Another transmission channel from value to price is the market sentiment which is the average expectation of the market participants about the future direction of the economy, confidence in the market microstructure, and governance.
If the market sentiment gets stronger, more people invest in the market and prices go up.
Similarly, if the sentiment gets shaky, it leaves a damping effect on the prices, widening the gap between prices and underlying value.
Since late 2017, DSEX lost more than 30% even though the real GDP of Bangladesh grew more than 7% in the fiscal year (FY) 2017-18 and FY19.
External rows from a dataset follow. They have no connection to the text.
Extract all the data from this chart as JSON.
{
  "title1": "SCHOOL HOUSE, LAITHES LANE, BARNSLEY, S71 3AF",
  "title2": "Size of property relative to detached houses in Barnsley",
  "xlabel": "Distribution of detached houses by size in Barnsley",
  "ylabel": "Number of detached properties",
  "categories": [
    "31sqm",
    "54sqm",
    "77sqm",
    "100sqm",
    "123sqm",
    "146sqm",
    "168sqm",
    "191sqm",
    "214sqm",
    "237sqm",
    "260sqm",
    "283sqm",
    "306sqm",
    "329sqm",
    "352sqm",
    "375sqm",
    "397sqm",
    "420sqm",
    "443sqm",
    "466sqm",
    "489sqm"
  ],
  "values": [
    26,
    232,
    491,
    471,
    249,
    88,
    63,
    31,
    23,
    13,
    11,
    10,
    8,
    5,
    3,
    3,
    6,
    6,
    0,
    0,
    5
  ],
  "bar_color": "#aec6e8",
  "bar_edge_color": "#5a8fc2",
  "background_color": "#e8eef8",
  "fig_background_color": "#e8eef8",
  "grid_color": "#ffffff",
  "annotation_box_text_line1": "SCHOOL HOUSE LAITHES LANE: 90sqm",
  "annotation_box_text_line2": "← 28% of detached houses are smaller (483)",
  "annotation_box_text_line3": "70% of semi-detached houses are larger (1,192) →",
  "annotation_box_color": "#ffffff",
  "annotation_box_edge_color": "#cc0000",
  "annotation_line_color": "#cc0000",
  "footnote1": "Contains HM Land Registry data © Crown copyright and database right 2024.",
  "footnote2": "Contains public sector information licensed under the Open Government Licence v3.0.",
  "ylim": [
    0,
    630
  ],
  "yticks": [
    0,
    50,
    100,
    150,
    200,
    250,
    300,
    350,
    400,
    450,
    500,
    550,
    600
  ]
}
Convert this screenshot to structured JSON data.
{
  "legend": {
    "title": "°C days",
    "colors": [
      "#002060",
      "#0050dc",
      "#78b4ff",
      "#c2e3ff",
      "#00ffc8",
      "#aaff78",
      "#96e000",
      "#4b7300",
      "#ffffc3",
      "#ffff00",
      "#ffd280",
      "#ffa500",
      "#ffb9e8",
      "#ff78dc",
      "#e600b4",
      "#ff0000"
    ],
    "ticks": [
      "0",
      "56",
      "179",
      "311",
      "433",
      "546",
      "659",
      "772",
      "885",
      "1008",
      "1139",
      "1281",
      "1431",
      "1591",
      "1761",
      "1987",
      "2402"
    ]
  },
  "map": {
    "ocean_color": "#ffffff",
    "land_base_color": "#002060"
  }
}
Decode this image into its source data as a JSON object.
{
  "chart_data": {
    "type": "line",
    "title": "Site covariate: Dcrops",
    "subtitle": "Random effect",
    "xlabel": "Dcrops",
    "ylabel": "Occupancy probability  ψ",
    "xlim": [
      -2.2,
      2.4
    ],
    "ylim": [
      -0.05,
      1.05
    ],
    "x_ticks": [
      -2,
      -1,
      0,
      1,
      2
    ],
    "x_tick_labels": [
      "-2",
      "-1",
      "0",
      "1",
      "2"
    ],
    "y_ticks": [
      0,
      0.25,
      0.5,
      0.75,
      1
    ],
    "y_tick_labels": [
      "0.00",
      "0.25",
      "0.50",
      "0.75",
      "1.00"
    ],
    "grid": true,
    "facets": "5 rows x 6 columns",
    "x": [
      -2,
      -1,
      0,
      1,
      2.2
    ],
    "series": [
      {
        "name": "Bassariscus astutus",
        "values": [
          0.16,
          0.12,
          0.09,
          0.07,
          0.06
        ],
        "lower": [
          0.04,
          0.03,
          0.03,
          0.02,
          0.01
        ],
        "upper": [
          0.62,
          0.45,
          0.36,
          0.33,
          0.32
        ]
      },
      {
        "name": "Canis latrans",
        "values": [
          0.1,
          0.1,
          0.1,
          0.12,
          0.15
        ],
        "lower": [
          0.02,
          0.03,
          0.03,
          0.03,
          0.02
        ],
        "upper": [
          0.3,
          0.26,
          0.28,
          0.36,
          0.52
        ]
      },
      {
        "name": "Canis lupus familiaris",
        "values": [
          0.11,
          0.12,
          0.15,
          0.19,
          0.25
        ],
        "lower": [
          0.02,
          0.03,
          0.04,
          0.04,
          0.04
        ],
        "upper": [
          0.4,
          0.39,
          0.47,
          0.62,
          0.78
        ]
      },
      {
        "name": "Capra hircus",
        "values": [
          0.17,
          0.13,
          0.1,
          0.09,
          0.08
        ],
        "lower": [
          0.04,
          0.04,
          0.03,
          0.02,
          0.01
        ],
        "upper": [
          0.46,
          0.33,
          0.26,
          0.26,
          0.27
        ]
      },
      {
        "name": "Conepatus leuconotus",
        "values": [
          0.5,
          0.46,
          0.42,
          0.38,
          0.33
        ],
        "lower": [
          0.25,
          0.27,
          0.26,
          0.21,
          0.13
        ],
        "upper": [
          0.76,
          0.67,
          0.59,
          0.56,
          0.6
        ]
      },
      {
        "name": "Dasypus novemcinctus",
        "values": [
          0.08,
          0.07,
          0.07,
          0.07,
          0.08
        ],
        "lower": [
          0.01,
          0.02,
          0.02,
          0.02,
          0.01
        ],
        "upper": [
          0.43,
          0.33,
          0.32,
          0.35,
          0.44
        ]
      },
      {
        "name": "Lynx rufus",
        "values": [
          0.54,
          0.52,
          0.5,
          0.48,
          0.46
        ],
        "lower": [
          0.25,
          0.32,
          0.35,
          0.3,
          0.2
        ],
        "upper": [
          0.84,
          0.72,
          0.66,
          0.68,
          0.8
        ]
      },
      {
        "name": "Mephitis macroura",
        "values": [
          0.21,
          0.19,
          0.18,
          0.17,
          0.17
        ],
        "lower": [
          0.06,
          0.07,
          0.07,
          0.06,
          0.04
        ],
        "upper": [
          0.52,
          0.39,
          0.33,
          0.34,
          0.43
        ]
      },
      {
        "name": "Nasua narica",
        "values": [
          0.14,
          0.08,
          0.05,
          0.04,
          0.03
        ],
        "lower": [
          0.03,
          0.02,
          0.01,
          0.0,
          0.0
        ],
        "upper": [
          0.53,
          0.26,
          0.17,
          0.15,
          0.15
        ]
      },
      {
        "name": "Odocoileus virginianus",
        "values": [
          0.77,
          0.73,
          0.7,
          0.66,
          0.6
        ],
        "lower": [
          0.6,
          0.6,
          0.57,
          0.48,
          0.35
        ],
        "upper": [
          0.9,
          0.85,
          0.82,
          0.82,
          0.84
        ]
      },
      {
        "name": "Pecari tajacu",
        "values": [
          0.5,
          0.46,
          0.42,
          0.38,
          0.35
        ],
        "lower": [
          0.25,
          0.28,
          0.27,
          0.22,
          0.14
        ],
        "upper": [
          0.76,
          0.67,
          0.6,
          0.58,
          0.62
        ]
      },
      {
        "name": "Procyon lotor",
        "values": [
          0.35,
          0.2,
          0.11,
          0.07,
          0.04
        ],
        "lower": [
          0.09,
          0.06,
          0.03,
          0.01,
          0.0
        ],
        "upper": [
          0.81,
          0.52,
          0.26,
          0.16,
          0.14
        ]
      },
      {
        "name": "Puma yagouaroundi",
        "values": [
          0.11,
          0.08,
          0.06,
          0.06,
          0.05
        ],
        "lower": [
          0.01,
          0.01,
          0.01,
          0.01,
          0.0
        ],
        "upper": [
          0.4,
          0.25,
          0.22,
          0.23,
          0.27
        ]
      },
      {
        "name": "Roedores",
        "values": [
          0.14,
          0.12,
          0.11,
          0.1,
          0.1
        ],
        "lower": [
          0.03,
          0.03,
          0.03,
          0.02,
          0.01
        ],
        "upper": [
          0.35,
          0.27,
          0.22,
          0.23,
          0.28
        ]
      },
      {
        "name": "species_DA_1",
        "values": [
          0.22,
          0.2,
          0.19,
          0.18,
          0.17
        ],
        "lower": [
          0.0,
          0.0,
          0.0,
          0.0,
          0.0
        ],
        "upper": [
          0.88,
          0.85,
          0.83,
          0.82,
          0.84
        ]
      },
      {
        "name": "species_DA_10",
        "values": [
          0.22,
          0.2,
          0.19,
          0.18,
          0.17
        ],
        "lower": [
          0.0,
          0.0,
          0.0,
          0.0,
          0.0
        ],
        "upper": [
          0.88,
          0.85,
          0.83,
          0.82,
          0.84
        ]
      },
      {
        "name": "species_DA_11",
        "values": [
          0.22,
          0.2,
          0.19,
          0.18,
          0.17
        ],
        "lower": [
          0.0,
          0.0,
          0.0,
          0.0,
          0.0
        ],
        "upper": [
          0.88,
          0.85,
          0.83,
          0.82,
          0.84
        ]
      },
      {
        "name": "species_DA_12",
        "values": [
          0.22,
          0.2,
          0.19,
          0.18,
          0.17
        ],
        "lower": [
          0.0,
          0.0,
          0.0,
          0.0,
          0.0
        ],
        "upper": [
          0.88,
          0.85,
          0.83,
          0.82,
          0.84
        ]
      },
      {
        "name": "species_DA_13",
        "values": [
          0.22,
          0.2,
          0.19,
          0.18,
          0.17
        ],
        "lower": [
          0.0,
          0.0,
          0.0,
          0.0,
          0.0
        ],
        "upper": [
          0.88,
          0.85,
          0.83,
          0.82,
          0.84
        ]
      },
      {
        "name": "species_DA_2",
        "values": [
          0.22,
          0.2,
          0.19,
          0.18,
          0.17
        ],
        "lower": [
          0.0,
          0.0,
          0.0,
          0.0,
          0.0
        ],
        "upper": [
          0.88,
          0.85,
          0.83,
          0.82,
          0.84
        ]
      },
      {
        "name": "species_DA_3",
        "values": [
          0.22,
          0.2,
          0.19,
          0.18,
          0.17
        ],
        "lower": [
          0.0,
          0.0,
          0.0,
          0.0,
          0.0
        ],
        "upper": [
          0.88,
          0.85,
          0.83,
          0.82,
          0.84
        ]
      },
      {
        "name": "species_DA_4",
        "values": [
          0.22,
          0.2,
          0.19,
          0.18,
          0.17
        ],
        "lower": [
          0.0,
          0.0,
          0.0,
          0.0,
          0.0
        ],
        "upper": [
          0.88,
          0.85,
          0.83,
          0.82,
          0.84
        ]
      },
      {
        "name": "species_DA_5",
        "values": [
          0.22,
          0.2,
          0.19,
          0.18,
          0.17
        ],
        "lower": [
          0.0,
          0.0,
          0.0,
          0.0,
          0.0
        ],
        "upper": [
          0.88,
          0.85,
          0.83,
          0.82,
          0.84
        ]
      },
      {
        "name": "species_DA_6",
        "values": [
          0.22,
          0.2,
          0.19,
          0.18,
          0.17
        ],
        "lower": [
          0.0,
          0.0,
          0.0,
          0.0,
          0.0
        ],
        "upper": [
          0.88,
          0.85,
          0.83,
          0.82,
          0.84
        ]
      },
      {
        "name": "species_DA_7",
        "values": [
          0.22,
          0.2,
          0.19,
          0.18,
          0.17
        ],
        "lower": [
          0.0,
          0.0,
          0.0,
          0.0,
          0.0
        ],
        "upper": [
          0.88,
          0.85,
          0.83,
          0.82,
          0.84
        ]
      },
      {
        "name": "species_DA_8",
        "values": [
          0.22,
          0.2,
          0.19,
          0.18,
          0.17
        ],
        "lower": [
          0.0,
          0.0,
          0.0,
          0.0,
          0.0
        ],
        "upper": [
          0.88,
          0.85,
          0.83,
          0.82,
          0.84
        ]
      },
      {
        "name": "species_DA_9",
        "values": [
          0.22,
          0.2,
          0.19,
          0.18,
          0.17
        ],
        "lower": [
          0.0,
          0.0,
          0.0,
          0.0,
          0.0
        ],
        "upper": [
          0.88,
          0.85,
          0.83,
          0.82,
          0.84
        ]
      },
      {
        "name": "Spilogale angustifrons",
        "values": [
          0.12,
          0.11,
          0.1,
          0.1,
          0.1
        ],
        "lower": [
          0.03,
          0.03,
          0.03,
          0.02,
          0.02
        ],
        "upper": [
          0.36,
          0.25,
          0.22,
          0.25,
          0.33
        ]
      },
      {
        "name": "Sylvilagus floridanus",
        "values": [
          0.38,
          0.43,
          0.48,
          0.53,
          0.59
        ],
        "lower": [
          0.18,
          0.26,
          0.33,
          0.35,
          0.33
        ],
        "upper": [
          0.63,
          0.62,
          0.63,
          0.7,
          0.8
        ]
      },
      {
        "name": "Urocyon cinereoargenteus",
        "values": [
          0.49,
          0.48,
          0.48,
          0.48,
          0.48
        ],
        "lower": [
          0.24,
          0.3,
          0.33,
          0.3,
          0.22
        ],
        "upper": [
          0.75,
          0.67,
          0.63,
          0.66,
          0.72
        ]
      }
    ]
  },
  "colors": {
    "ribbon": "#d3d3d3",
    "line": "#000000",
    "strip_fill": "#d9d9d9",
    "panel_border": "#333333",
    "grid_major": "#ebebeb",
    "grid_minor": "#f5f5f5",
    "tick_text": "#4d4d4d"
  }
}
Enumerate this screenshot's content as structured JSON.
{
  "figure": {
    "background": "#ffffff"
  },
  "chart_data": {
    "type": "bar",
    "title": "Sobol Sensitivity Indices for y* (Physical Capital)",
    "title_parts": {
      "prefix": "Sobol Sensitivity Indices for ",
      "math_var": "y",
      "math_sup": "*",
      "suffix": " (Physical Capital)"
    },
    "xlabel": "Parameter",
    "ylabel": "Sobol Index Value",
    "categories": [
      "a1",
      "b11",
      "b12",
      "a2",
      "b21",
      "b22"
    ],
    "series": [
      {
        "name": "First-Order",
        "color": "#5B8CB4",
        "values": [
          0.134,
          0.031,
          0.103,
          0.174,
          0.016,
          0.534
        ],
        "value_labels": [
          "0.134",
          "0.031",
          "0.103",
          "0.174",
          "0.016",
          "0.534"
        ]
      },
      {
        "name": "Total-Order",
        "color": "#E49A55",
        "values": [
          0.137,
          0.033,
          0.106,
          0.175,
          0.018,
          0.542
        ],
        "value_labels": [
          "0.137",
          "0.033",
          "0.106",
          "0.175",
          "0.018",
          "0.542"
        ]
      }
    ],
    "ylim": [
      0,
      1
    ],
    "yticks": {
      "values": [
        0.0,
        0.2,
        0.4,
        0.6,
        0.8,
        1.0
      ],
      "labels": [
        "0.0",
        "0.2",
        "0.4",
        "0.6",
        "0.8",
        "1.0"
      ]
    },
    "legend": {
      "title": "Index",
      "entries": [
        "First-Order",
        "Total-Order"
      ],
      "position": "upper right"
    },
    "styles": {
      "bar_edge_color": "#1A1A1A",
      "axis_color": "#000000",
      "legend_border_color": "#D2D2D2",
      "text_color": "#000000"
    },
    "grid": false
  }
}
Similarly, DSEX has gone up by more than 25% in 2020 even after a considerable drop in GDP growth this year.
Then how do you connect the disconnect between the strong growth in macroeconomic fundamentals and the fall in stock market indices and vice versa?
You can connect this dot through value to price transmission channel.
When Covid-19 hit the economy, the government and the Bangladesh Bank took many stimulus programmes which resulted in an expansion in the money supply and a big drop in overall interest rate.
Given the fact that financial institutions are sitting on piles on money and not extending credit due to the high risk of borrowers' business in an uncertain time and returns on alternative investment (bank deposits) are relatively low, part of the excess money is being channelled to the stock market, helping the untapped value transmit to price.
Also, the overhaul of the Bangladesh Securities and Exchange Commission leadership has boosted market sentiment. Supply of money, low-interest rate, and positive market sentiment altogether helped the market valuation level unwind and transmit to price.
But why does stock price fluctuate so frequently, unlike other asset prices?
The stock price depends on the underlying value.
Value depends on underlying fundamentals such as growth in sales, profit margin, condition on the overall industry, and the macroeconomy.
Even though underlying fundamentals and values do not change frequently, then why does the price do so?
The answer lies in the value to price transmission channel which is affected by day to day market sentiment, changes in monetary, fiscal, and economic policy that affects the supply of money, its opportunity costs, and average market participant's confidence in the market.
This means even you have picked up the right stock which is reasonably undervalued, still, you might not profit from it in the short to medium term and will be exposed to price fluctuations as the value to price transmission channel might not work or take a long time to adjust.
Also, when you invest, try to get a sense of how value to price transmission channel works in particular markets and factors affecting the transmission channel and how it will affect your investment if it takes a long time to work in addition to fundamental analysis of the firms.
Md Sajib Hossain, CFA is a Fulbright Scholar at Syracuse University, USA and also an assistant professor at the Department of Finance, University of Dhaka.